Sunday, August 24, 2014

Something Happened This Week...

...and I really am not sure how exactly.
----
I returned unwillingly from a wonderful vacation
...and having said goodbye to beloved colleagues.
My back gave out (literally a "pain in the ass")
nerves knives thrusting through—movement a penance.
...and my doctor's advice "so goes age".
It rained. Damp. Gray. Unseasonably chilly.
...and my pear tree transplanted from my father's house turned black, dropping its once luxurious green glossy leaves.
As the damn Japanese beetles killed yet another plum tree.
And the wild rabbits mowed my beet crop to the root.
----
Old traditions transfused with new. Students arriving
....each bringing bright dreams, untested talents, and enthusiasm of discovery.
I lay on the floor, stretching in the quiet of morning,
....rewarded with a cup of fresh, dark coffee, holding pain at bay.
Later walking anguished steps through beloved woods,
...encountering golden chanterelle awakens a jubilant soul.
Later still the rapture of youth. Energy unbounded,
...with wedding dates, house plans, and joy of the journey and...
----
Something happened this week.
The steady state of renewal.
The promise to re-fill a grieving heart...
...laying aside that which has passed.



Tuesday, August 19, 2014

Stop. Look. Do.

And there is this. Stop, look, do.

Labyrinths and Other Journeys

Occasionally, despite the bright glow and blue skies of summer, life ruptures and one loses the path.
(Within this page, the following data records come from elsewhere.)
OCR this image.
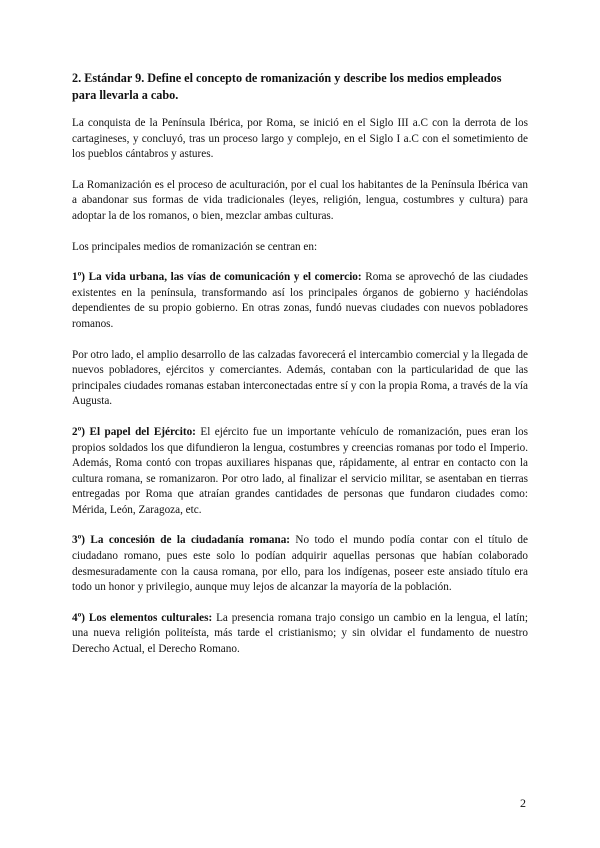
2. Estándar 9. Define el concepto de romanización y describe los medios empleados para llevarla a cabo.

La conquista de la Península Ibérica, por Roma, se inició en el Siglo III a.C con la derrota de los cartagineses, y concluyó, tras un proceso largo y complejo, en el Siglo I a.C con el sometimiento de los pueblos cántabros y astures.

La Romanización es el proceso de aculturación, por el cual los habitantes de la Península Ibérica van a abandonar sus formas de vida tradicionales (leyes, religión, lengua, costumbres y cultura) para adoptar la de los romanos, o bien, mezclar ambas culturas.

Los principales medios de romanización se centran en:

1º) La vida urbana, las vías de comunicación y el comercio: Roma se aprovechó de las ciudades existentes en la península, transformando así los principales órganos de gobierno y haciéndolas dependientes de su propio gobierno. En otras zonas, fundó nuevas ciudades con nuevos pobladores romanos.

Por otro lado, el amplio desarrollo de las calzadas favorecerá el intercambio comercial y la llegada de nuevos pobladores, ejércitos y comerciantes. Además, contaban con la particularidad de que las principales ciudades romanas estaban interconectadas entre sí y con la propia Roma, a través de la vía Augusta.

2º) El papel del Ejército: El ejército fue un importante vehículo de romanización, pues eran los propios soldados los que difundieron la lengua, costumbres y creencias romanas por todo el Imperio. Además, Roma contó con tropas auxiliares hispanas que, rápidamente, al entrar en contacto con la cultura romana, se romanizaron. Por otro lado, al finalizar el servicio militar, se asentaban en tierras entregadas por Roma que atraían grandes cantidades de personas que fundaron ciudades como: Mérida, León, Zaragoza, etc.

3º) La concesión de la ciudadanía romana: No todo el mundo podía contar con el título de ciudadano romano, pues este solo lo podían adquirir aquellas personas que habían colaborado desmesuradamente con la causa romana, por ello, para los indígenas, poseer este ansiado título era todo un honor y privilegio, aunque muy lejos de alcanzar la mayoría de la población.

4º) Los elementos culturales: La presencia romana trajo consigo un cambio en la lengua, el latín; una nueva religión politeísta, más tarde el cristianismo; y sin olvidar el fundamento de nuestro Derecho Actual, el Derecho Romano.

2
So I found myself this summer. Looking back upon this year, I will recall it as a triad: the most rewarding, the most difficult, and the saddest of my life.
The pressures of 2014 were beyond forecasting: planning, marketing, launching, negotiating, and defending a new Master's program in China - a world 180 degrees around the planet; renovating and re-envisoning a new EMC complete with Maker's space; a very short time line to fund, gather partners, plan, deliver, and assess BREAKAWAY in El Salvador; changing of leadership at Champlain—and then my staff; and most monumental of all caring for and then losing my parents.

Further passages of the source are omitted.